Of course, Microsoft is not alone in delivering documentation in this manner, but isn't it ironic that now the EC is actually fining Microsoft $2 million per day for not adequately documenting the interoperability of its own software? Who do these people at the EC think they are? Consumer advocates or something? What are they trying to do? Make Microsoft accountable? How bizarre! How totally European!
The Man Behind the Curtain
For some reason, this reminds me of the final scenes of the film version of the Wizard of Oz. Toto pulls back the curtain to discover a little old man operating the controls of the so-called Great and Powerful Oz. "Pay no attention to the man behind the curtain!" the old man bellows through the microphone.
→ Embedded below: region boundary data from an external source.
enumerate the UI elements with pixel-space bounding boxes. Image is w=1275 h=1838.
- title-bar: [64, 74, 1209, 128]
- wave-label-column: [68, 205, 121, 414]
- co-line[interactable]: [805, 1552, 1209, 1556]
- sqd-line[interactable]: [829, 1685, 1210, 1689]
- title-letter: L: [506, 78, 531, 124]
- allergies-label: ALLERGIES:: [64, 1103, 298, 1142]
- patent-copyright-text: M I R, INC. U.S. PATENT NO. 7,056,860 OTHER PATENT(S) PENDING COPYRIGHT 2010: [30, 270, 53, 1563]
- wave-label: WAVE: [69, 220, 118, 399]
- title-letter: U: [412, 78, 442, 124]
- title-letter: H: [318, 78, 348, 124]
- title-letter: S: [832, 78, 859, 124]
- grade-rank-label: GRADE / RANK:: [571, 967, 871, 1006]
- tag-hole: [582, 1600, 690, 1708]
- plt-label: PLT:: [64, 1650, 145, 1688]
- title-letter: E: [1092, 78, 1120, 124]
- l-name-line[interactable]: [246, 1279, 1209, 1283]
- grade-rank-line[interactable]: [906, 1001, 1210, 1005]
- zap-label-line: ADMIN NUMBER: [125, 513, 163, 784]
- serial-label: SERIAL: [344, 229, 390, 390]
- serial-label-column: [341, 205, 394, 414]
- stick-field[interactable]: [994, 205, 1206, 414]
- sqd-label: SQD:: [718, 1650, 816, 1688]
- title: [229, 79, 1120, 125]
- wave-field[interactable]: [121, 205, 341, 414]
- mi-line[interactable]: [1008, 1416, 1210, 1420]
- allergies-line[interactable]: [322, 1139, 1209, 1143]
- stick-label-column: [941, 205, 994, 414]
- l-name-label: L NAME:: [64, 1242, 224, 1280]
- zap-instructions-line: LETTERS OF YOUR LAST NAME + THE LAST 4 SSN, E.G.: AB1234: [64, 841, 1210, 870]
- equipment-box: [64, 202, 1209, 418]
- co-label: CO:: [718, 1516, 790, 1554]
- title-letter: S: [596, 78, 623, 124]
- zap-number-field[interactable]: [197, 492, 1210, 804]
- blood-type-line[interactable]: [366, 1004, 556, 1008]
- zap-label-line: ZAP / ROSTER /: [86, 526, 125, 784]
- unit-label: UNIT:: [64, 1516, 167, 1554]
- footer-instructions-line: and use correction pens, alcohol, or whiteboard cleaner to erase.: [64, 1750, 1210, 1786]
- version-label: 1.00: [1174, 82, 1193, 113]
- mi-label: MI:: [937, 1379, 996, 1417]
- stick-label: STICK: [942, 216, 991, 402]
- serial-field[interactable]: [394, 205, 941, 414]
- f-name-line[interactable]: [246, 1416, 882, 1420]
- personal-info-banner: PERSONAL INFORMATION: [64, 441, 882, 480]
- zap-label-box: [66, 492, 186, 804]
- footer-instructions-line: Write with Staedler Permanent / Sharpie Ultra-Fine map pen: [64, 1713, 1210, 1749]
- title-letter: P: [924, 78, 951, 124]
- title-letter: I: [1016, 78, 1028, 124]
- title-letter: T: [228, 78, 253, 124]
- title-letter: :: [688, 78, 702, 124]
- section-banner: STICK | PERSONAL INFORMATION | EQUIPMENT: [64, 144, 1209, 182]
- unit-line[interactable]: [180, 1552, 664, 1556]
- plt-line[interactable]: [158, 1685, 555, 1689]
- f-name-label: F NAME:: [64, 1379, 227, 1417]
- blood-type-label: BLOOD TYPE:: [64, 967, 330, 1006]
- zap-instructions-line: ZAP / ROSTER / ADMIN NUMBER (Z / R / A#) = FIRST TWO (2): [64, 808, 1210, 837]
I like to imagine Bill Gates playing the role of the wizard. My, how he's aged! And as Bill prepares for his for his ascent into the stratosphere of retirement in 2008, his faithful subjects assemble on the lawn to wish him bon voyage.
In this imagined farewell, I reflect how Windows has transformed the land of Oz. New Windows Vistas will by then stretch around the globe, offering a bountiful future for each of its Microsoft citizens. Bill climbs into the beautiful hot-air balloon while each of us gazes fondly at him through our emerald-colored glasses. The ropes are cut. The wizard ascends.
But wait! Dorothy has been left behind! "Come back!" she cries. "Come back!"
"I can't," Bill calls back plaintively. "I don't know how it works!"
Perhaps this is the scene the EC is worried about, too.
Thomas M. Stockwell is Editor in Chief of MC Press Online, LP.